Dans quel état d’esprit doit-on se trouver pour interroger l’oracle ?
Il est dit dans le Grand Commentaire que ceux qui ont créé les Mutations eurent à endurer beaucoup de malheurs – ce dont je ne doute pas, vu le contexte guerrier de la féodalité chinoise.
Ce texte a été mis au point pendant des siècles par des devins et des sages qui y ont mis toutes leurs connaissances et toute leur expérience humaine, il faut donc l’approcher avec humilité et respect. C’est ce à quoi aide l’esprit rituel, que l’on retrouve notamment lors du comptage des tiges d’achillée.
Personnellement, lorsque ce sont les pièces qui sont utilisées, je demande toujours à ceux que j’accompagne de prendre un moment pour respirer, se poser, se centrer. Ce temps de calme et d’intériorisation est déjà un pas vers une transformation du regard : quelque chose va être dit, qui n’est pas du domaine de l’agitation mentale, il faut donc être prêt à l’entendre.
Ce livre en occident a connu un fort engouement à partir des années 1960. S’adresse-t-il aux jeunes d’aujourd’hui ?
Je ne doute pas que le Livre des Mutations puisse énormément apporter aux jeunes générations, car il fournit des repères fiables sans moralisme, sans idéologie, sans contrainte, ce qui est particulièrement utile quand on se lance dans le monde.
Il décrit les étapes par lesquelles tout être humain doit en passer au cours de son existence, en amenant peu à peu à en comprendre l’énergétique et les fondements.
Derrière les éclairages au premier degré sur les dispositifs dans lesquels nous sommes pris – comment se comporter dans telle situation, relationnelle, professionnelle ou autre – se profile un autre enseignement, plus fin, plus lent, qui concerne le sens de nos existences et le fonctionnement du vivant.
Quand on est jeune, on n’aime pas faire des concessions, on est à l’écoute de ces choses-là, on est à la recherche du vrai. Et le Yi Jing ne ment pas.
Cet entretien a été réalisé au mois d’avril 2022. Nous remercions Pierre Faure d’avoir accepté cet échange. Les éditeurs, Bertrand Eveno (La Compagnie du Livre Rouge co-éditeur du Livre rouge) et Les Belles Lettres ont bien perçu l’importance d’un tel ouvrage.
Pierre Faure
Pierre Faure est né en 1950 à Lyon. Il est diplômé en lettres et en musicologie. Il étudie et pratique le Yi Jing depuis 1973.

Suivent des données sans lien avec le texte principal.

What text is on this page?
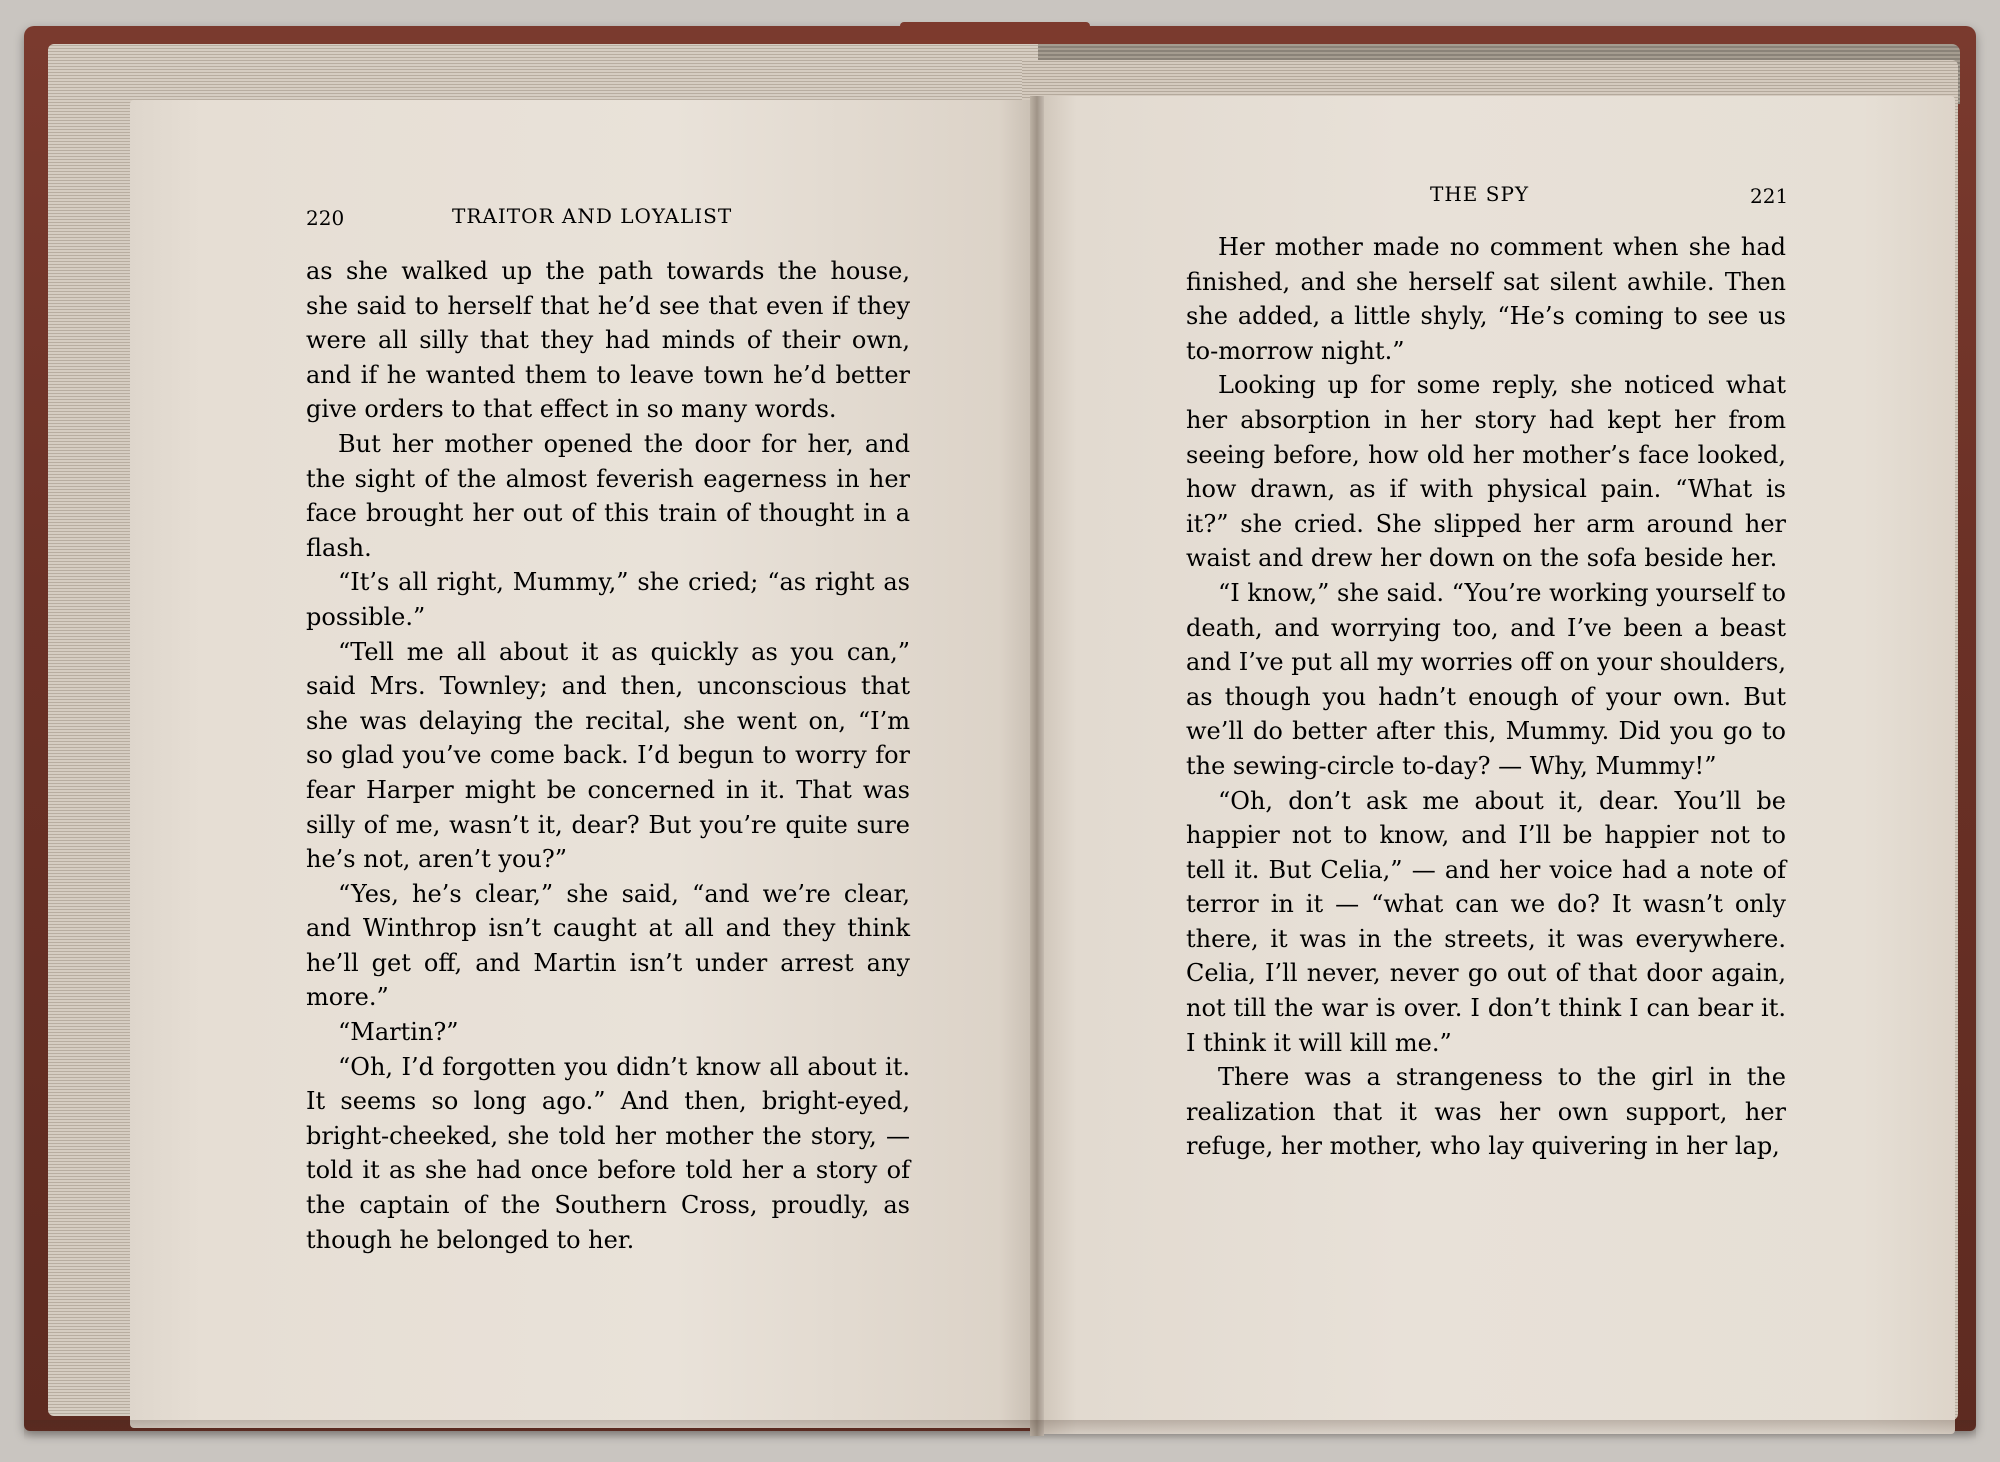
220	TRAITOR AND LOYALIST
THE SPY	221

as she walked up the path towards the house, she said to herself that he’d see that even if they were all silly that they had minds of their own, and if he wanted them to leave town he’d better give orders to that effect in so many words.

But her mother opened the door for her, and the sight of the almost feverish eagerness in her face brought her out of this train of thought in a flash.

“It’s all right, Mummy,” she cried; “as right as possible.”

“Tell me all about it as quickly as you can,” said Mrs. Townley; and then, unconscious that she was delaying the recital, she went on, “I’m so glad you’ve come back. I’d begun to worry for fear Harper might be concerned in it. That was silly of me, wasn’t it, dear? But you’re quite sure he’s not, aren’t you?”

“Yes, he’s clear,” she said, “and we’re clear, and Winthrop isn’t caught at all and they think he’ll get off, and Martin isn’t under arrest any more.”

“Martin?”

“Oh, I’d forgotten you didn’t know all about it. It seems so long ago.” And then, bright-eyed, bright-cheeked, she told her mother the story, — told it as she had once before told her a story of the captain of the Southern Cross, proudly, as though he belonged to her.

Her mother made no comment when she had finished, and she herself sat silent awhile. Then she added, a little shyly, “He’s coming to see us to-morrow night.”

Looking up for some reply, she noticed what her absorption in her story had kept her from seeing before, how old her mother’s face looked, how drawn, as if with physical pain. “What is it?” she cried. She slipped her arm around her waist and drew her down on the sofa beside her.

“I know,” she said. “You’re working yourself to death, and worrying too, and I’ve been a beast and I’ve put all my worries off on your shoulders, as though you hadn’t enough of your own. But we’ll do better after this, Mummy. Did you go to the sewing-circle to-day? — Why, Mummy!”

“Oh, don’t ask me about it, dear. You’ll be happier not to know, and I’ll be happier not to tell it. But Celia,” — and her voice had a note of terror in it — “what can we do? It wasn’t only there, it was in the streets, it was everywhere. Celia, I’ll never, never go out of that door again, not till the war is over. I don’t think I can bear it. I think it will kill me.”

There was a strangeness to the girl in the realization that it was her own support, her refuge, her mother, who lay quivering in her lap,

Il a suivi les enseignements du philosophe Mounir Hafez, ainsi que ceux du sinologue Claude Larre. Il a été formé au chinois classique à l’Institut Ricci par Elisabeth Rochat de la Vallée, et au Qi Gong en France et en Chine par Zhang Wenchun et Wei Qifeng (élèves du Docteur Pang He Ming).
Il est également certifié en Respiration Holotropique à l’Irett (Institut de Recherche et d’Etude en Thérapie Transpersonnelle).

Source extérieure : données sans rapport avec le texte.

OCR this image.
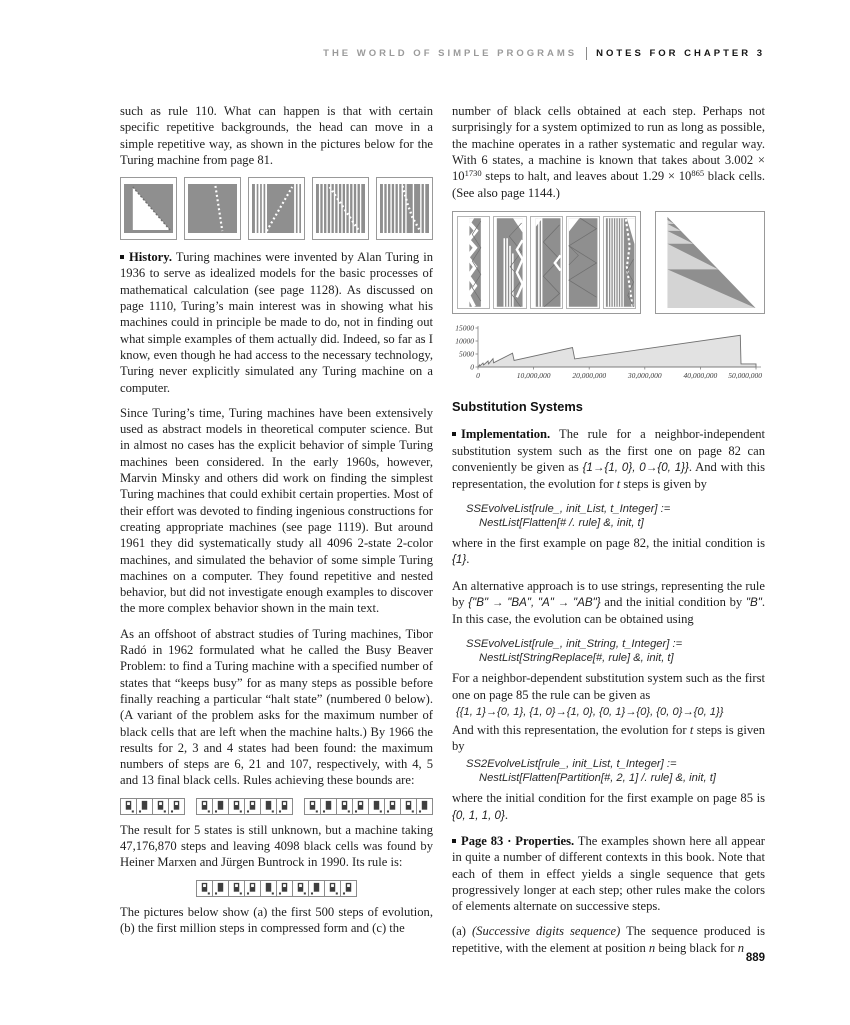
THE WORLD OF SIMPLE PROGRAMS NOTES FOR CHAPTER 3

such as rule 110. What can happen is that with certain specific repetitive backgrounds, the head can move in a simple repetitive way, as shown in the pictures below for the Turing machine from page 81.

History. Turing machines were invented by Alan Turing in 1936 to serve as idealized models for the basic processes of mathematical calculation (see page 1128). As discussed on page 1110, Turing’s main interest was in showing what his machines could in principle be made to do, not in finding out what simple examples of them actually did. Indeed, so far as I know, even though he had access to the necessary technology, Turing never explicitly simulated any Turing machine on a computer.

Since Turing’s time, Turing machines have been extensively used as abstract models in theoretical computer science. But in almost no cases has the explicit behavior of simple Turing machines been considered. In the early 1960s, however, Marvin Minsky and others did work on finding the simplest Turing machines that could exhibit certain properties. Most of their effort was devoted to finding ingenious constructions for creating appropriate machines (see page 1119). But around 1961 they did systematically study all 4096 2-state 2-color machines, and simulated the behavior of some simple Turing machines on a computer. They found repetitive and nested behavior, but did not investigate enough examples to discover the more complex behavior shown in the main text.

As an offshoot of abstract studies of Turing machines, Tibor Radó in 1962 formulated what he called the Busy Beaver Problem: to find a Turing machine with a specified number of states that “keeps busy” for as many steps as possible before finally reaching a particular “halt state” (numbered 0 below). (A variant of the problem asks for the maximum number of black cells that are left when the machine halts.) By 1966 the results for 2, 3 and 4 states had been found: the maximum numbers of steps are 6, 21 and 107, respectively, with 4, 5 and 13 final black cells. Rules achieving these bounds are:

The result for 5 states is still unknown, but a machine taking 47,176,870 steps and leaving 4098 black cells was found by Heiner Marxen and Jürgen Buntrock in 1990. Its rule is:

The pictures below show (a) the first 500 steps of evolution, (b) the first million steps in compressed form and (c) the

number of black cells obtained at each step. Perhaps not surprisingly for a system optimized to run as long as possible, the machine operates in a rather systematic and regular way. With 6 states, a machine is known that takes about $3.002 \times 10^{1730}$ steps to halt, and leaves about $1.29 \times 10^{865}$ black cells. (See also page 1144.)

0
5000
10000
15000
0	10,000,000	20,000,000	30,000,000	40,000,000 50,000,000
Substitution Systems

Implementation. The rule for a neighbor-independent substitution system such as the first one on page 82 can conveniently be given as {1→{1, 0}, 0→{0, 1}}. And with this representation, the evolution for t steps is given by

SSEvolveList[rule_, init_List, t_Integer] :=
NestList[Flatten[# /. rule] &, init, t]

where in the first example on page 82, the initial condition is {1}.

An alternative approach is to use strings, representing the rule by {"B" → "BA", "A" → "AB"} and the initial condition by "B". In this case, the evolution can be obtained using

SSEvolveList[rule_, init_String, t_Integer] :=
NestList[StringReplace[#, rule] &, init, t]

For a neighbor-dependent substitution system such as the first one on page 85 the rule can be given as

{{1, 1}→{0, 1}, {1, 0}→{1, 0}, {0, 1}→{0}, {0, 0}→{0, 1}}

And with this representation, the evolution for t steps is given by

SS2EvolveList[rule_, init_List, t_Integer] :=
NestList[Flatten[Partition[#, 2, 1] /. rule] &, init, t]

where the initial condition for the first example on page 85 is {0, 1, 1, 0}.

Page 83 · Properties. The examples shown here all appear in quite a number of different contexts in this book. Note that each of them in effect yields a single sequence that gets progressively longer at each step; other rules make the colors of elements alternate on successive steps.

(a) (Successive digits sequence) The sequence produced is repetitive, with the element at position n being black for n

889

Formateur et conférencier, Pierre Faure a donné à Paris de 1998 à 2020 un enseignement complet sur le texte, la symbolique et l’utilisation du Yi Jing – les enregistrements de ces formations se trouvent sur le site www.cercle-yijing.net.
Il a animé de nombreux stages et ateliers publics en France, Belgique, Italie. Il reçoit en consultation individuelle à Paris et par Internet. L’axe principal de son travail est le lien entre les apports de la tradition chinoise et les mutations radicales que traverse actuellement l’Occident.